Design: The surgical pathology files of our institution were searched for all cases of SPTCL diagnosed between 1999 and July 2011. Only patients age 21 or younger at the time of biopsy were included. All available H&E and IHC slides were reviewed, as well as results of PCR for T-cell receptor (TCR) gene rearrangement. The provided clinical history was also recorded.
Results: A total of 19 biopsies from 16 patients were identified.
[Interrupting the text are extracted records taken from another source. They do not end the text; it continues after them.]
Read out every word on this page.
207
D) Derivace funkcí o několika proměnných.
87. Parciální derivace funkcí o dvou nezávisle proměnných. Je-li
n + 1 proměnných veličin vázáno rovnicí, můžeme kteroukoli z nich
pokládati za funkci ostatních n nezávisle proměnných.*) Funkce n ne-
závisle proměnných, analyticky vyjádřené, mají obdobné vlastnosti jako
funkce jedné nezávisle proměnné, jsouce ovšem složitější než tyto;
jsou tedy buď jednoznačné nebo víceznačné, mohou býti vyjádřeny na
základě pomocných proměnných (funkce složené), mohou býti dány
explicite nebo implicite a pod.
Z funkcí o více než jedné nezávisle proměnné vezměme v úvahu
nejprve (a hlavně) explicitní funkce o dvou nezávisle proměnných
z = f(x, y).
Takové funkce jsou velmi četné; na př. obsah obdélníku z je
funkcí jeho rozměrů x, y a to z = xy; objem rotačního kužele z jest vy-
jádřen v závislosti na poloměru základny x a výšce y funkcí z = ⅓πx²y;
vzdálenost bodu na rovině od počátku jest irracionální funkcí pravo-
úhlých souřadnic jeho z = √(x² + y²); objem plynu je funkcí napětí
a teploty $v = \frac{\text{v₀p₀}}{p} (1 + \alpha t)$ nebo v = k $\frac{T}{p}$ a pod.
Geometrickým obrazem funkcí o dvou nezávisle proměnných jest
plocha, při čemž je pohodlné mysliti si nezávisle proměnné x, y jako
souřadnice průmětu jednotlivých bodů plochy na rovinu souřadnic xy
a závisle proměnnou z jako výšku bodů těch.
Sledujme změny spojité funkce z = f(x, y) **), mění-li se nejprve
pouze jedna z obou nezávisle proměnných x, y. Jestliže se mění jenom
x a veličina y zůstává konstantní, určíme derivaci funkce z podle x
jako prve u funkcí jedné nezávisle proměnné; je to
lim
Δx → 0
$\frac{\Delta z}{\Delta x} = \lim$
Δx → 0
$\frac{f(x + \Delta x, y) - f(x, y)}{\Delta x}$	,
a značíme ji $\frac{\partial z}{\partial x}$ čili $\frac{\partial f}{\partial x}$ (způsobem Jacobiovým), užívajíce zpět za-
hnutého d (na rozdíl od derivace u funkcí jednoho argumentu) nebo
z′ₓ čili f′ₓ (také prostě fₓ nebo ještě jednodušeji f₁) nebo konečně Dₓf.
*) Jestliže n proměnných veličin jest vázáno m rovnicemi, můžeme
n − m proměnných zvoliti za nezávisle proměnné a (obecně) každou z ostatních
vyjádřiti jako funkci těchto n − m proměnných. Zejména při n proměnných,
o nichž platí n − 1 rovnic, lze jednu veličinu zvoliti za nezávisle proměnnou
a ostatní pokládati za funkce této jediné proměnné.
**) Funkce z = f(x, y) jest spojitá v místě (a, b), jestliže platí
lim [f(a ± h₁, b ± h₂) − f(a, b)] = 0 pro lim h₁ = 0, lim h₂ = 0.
Age ranged from 5 months to 21 years, with a male:female ratio of 0.6. One child was reported to have trisomy 13, another had cardiovelofacial abnormalities, and a third was reported to have mixed connective tissue disease. Specimens were most commonly taken from the extremities (9) or trunk (7), with 1 from the neck and 2 unspecified. Most cases displayed rimming of adipocytes by neoplastic cells, karyorrhexis, and fat necrosis without epidermal or dermal involvement. Plasma cells were focally prominent in 2 cases, a feature which is more common in lupus panniculitis. CD3 and CD8 were each positive in 18/18, and all tested cases were negative for CD4 (0/17) and/or CD56 (0/12). Cytotoxic markers (TIA-1, granzyme B) were positive in every stained case, as was beta F1. In-house or reported TCR PCR detected 11 clonal rearrangements, 2 indeterminate cases, and 4 cases with no significant clone. Slides from 2/4 sections without a clone demonstrated only focal involvement.
Conclusions: The clinical and pathological features of SPTCL occurring in children are similar to those described in adults. Additional follow-up information will be sought to investigate whether these pediatric patients share a relatively indolent course.